Make sure you take care of that water. Clean up the title and clean up the land. You're not going to raise a really good crop of anything if you haven't taken care of your weeds because those weeds will make more of the moisture than you think, hence you won't have very much production. So I'm back to saying that lots of land and lots of water make a wonderful ranch. And some productive land and lots  of water equals a good ranch. But big land with lots of potential but short on water or no water at all equals no ranch.
One final comment... a couple of weeks ago I was talking about picking out a herd bull and some of the similarities for picking a man for president. You know they all are going to be pretty well qualified, but do they have that presidential look? It's kind of like a herd bull. A herd bull either has a herd bull look or he doesn't. I can tell you, there's a difference between a prospective herd bull and a real herd bull. You'll see it as a calf, you'll see it as a yearling, and you sure will see it down the road as a four-year-old. It's noticeable and it's distinguishable. That is the same idea that comes up in my mind as I watch this group of presidential candidates.
So, as you watch these debates, see how do they appear to you... Do they look like a president? Do they act like one? Do they have believability? Do they have a way of communicating in an effective way? All are distinguishable. One of these people will be president of the greatest country on earth, and it is one of the biggest jobs anyone could ever dream of.

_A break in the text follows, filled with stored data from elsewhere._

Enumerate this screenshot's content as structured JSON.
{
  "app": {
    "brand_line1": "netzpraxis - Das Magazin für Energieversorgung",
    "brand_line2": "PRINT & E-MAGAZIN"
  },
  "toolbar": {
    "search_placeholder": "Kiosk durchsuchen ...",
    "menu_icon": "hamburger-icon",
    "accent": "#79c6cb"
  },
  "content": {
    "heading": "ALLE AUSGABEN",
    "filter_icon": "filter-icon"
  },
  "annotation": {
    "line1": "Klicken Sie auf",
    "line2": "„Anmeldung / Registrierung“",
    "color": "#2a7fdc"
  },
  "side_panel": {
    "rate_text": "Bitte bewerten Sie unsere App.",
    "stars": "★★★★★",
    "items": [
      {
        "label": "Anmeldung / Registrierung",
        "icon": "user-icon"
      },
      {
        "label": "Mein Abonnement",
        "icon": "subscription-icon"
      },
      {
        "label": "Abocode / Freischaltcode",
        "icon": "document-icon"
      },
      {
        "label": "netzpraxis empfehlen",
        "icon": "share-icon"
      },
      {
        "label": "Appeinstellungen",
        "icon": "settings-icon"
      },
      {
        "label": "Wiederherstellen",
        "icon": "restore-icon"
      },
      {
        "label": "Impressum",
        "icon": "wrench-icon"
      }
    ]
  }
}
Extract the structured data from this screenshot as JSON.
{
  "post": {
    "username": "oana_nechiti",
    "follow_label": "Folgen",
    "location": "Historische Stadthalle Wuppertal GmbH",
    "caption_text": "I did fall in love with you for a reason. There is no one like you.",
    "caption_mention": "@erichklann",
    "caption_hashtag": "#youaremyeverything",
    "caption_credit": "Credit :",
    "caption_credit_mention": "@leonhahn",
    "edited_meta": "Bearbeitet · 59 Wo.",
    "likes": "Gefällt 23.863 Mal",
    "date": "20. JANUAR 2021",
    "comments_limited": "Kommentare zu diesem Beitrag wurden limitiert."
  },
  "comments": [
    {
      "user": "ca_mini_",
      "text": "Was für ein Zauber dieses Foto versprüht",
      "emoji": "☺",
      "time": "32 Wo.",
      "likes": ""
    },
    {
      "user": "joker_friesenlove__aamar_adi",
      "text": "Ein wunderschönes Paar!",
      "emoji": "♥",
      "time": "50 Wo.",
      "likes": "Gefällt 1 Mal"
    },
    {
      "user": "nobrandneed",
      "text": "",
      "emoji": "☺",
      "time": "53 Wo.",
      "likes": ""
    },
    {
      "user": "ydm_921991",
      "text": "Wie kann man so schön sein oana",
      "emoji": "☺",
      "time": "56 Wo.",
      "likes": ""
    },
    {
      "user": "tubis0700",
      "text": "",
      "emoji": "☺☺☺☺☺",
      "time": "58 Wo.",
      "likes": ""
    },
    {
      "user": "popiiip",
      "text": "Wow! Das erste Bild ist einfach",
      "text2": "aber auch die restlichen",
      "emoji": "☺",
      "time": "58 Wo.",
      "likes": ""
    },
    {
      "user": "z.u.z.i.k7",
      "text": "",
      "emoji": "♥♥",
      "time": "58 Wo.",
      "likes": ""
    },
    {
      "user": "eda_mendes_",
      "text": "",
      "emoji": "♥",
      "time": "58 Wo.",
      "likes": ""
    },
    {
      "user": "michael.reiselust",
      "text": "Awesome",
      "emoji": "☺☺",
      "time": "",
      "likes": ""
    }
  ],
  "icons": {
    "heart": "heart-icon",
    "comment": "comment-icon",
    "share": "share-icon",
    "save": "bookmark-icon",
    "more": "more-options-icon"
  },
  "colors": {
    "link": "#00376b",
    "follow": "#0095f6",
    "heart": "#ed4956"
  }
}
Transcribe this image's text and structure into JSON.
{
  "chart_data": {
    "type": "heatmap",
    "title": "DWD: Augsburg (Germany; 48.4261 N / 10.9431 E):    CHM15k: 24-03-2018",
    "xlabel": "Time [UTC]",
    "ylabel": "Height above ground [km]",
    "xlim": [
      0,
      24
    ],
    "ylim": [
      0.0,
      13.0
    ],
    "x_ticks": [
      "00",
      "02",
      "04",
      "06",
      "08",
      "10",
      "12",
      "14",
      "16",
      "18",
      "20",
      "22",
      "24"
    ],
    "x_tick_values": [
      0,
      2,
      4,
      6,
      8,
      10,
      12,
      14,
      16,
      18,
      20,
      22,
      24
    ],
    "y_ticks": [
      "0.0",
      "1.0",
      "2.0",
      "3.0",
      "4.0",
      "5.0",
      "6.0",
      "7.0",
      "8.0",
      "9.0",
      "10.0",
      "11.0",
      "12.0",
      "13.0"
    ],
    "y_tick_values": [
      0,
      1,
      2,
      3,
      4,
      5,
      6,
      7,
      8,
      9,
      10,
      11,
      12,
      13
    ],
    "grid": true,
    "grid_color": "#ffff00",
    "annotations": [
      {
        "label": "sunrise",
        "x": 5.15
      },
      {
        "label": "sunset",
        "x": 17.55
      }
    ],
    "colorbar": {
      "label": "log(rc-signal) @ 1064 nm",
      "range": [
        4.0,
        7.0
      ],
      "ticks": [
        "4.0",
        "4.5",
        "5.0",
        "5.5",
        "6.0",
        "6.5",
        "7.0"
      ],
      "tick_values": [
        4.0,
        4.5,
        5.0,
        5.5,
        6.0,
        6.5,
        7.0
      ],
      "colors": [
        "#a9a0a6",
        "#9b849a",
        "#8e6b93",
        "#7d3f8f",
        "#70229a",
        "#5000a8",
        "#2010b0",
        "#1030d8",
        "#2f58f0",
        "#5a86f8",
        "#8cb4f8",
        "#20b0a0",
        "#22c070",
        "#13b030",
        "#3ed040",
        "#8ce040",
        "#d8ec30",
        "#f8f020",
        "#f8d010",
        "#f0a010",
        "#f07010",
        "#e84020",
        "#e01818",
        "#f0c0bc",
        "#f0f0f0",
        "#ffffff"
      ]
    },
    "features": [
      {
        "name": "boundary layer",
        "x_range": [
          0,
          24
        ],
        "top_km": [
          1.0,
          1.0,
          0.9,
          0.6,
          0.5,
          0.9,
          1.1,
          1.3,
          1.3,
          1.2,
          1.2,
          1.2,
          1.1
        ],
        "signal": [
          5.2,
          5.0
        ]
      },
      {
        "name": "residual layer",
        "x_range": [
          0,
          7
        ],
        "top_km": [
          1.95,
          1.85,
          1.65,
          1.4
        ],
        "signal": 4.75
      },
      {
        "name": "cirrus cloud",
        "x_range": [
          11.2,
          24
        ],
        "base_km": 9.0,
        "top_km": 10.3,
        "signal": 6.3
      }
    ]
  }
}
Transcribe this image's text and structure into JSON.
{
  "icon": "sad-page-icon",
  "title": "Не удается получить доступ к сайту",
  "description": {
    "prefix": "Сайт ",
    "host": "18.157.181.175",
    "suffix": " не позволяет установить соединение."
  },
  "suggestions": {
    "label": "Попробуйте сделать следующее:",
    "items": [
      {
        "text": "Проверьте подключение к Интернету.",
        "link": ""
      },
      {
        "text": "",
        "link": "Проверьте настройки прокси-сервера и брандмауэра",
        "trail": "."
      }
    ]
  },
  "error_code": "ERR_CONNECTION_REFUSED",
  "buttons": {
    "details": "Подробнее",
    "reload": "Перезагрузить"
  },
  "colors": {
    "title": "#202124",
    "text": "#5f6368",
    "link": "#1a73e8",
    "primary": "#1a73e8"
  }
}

Remember these men put into distinguished positions must be willing to put other people into important positions around him. The only way a successful man becomes more successful is if he realizes there are people who know more about certain subjects than he does. It takes a good man to find another. It takes a real man to be a leader. I hope that came across to you folks who will be voting in 2016. I'm counting on each and every one of you people on this election. We need common sense. We need leadership. They'll go together.  Leadership, quality, and common sense... our new president's got to have it. Without it, we don't have anything.